The gardens still need to be finished up for the winter. Seeds need to be collected from some areas, and others need the carcasses of plants pulled up and composted. Manure needs to be laid down for winter, or at least a layer or two of newspaper. There are a few beds (lettuce and broccoli) that will remain untouched as an experiment to see if theses things will indeed come back year after year.
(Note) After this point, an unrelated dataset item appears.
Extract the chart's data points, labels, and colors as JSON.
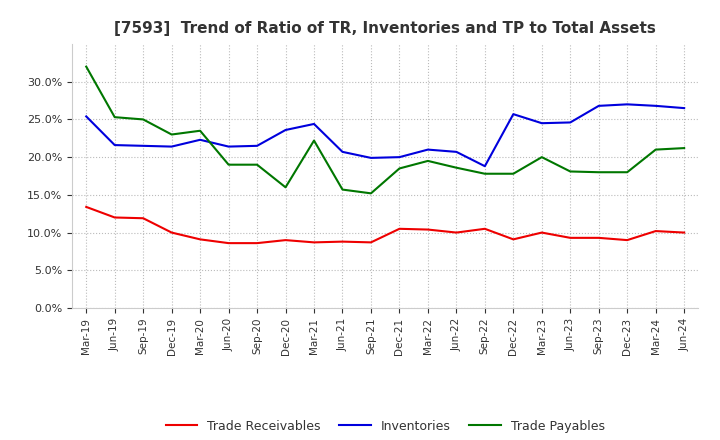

We’ve collected all the hot peppers, bell peppers, carrots, cucumbers, and lettuce that we could eek out of the gardens. Now we’re simply waiting for the beans to finish drying up before we can harvest the seeds. This year we’re planning on gathering the usual bean seeds – both bush and pole style – and pumpkin seeds, but we’ll be adding in cucumber seeds, basil, hog’s heart tomato, Cheyenne, and stuffing pepper seeds. With any luck, we’ll be able to sprout them next spring.

We’re slowly gaining on our wood needs. The kindling bin is half full. We have two and a half cords cut, split, and stacked. About a third to a half cord lies in wait for the ax. We were gifted three Ranger fulls of wood by Uncle Dennis and Aunt Leona. There are also a few trees on the side of the road that we’ll be weeding out. It will be tight seasoning some of it by the time we crack into it, but at least it will be there. We may need to resort to borrowing or renting a splitter to get it all finished up, however.

There is plastic waiting in the basement for the windows, and scraps piled up to make a couple window quilts to help cut the draft on the kitchen windows. Clothes still need to have holes mended, blankets need to be washed and laid out, and inventory needs to be taken of things to knit. Planting supplies needs to go into the basement, and the shovels need to arise from their slumber.

The next three weeks will be crazy, to say the least. Wonderful, eventful, busy, and crazy, but we’ll be loving every minute of it.

Winter is on the horizon.

Today has brought the first cold, shiver-inducing rain of fall. While we’re looking at 80F for the next few days, mixed with humidity, there is no doubt that fall, and thus winter, is right on the horizon. After spending just ten minutes stacking wood, I was soaked to the bone and had to make the conscious decision that it was too wet to trust swinging an axe. Even though we’re behind on wood right now, I have no doubt we’ll get caught up before snow flies.

(I’ll be honest and admit that part of the issue is me not being able to wrap my head around us having to treat homesteading as a job. It’s hard to let the husband go off to cut wood when I haven’t seen him all day. I’m trying to forcibly adjust to that.)

Needless to say, we’ve come a long way from the above photo, taken in 2009. We’re no longer hesitant on whether something will burn. We know how to spot dry, dead-standing wood, and realize the need to use as much as possible from each and every tree that’s cut. While our jobs have changed since Vaughn was born, and I no longer get to help spot and load, I’ve become adept at emptying the truck and banging out two to three days worth of split wood in a twenty minute period. Joe has become more confident with felling and cutting to the point that, if he wanted to, I’m sure he could do a basic Wood Harvesting 101 lecture.

Aside from getting the wood in, food storage is coming along. It’s going slow, but getting there. Some items in the garden have been planted that we’ll try to winter over with a thick blanket of hay. Others still need to be planted. We have plenty of jam, some vegetables frozen, and are working on getting pickles put up. We’ve diversified greatly since last year. Here’s hoping we’ve done better with our estimates on what we’ll need to last through the winter now that there’s three of us.

There may be chores that need finishing and events that need to come to pass before we’re fully ready for the winter, yet that doesn’t set us to worrying. There have been times where we’ve bit out nails not knowing if we’ll be ready, but what’s the use in wasting time fretting? There’s stuff that needs doing.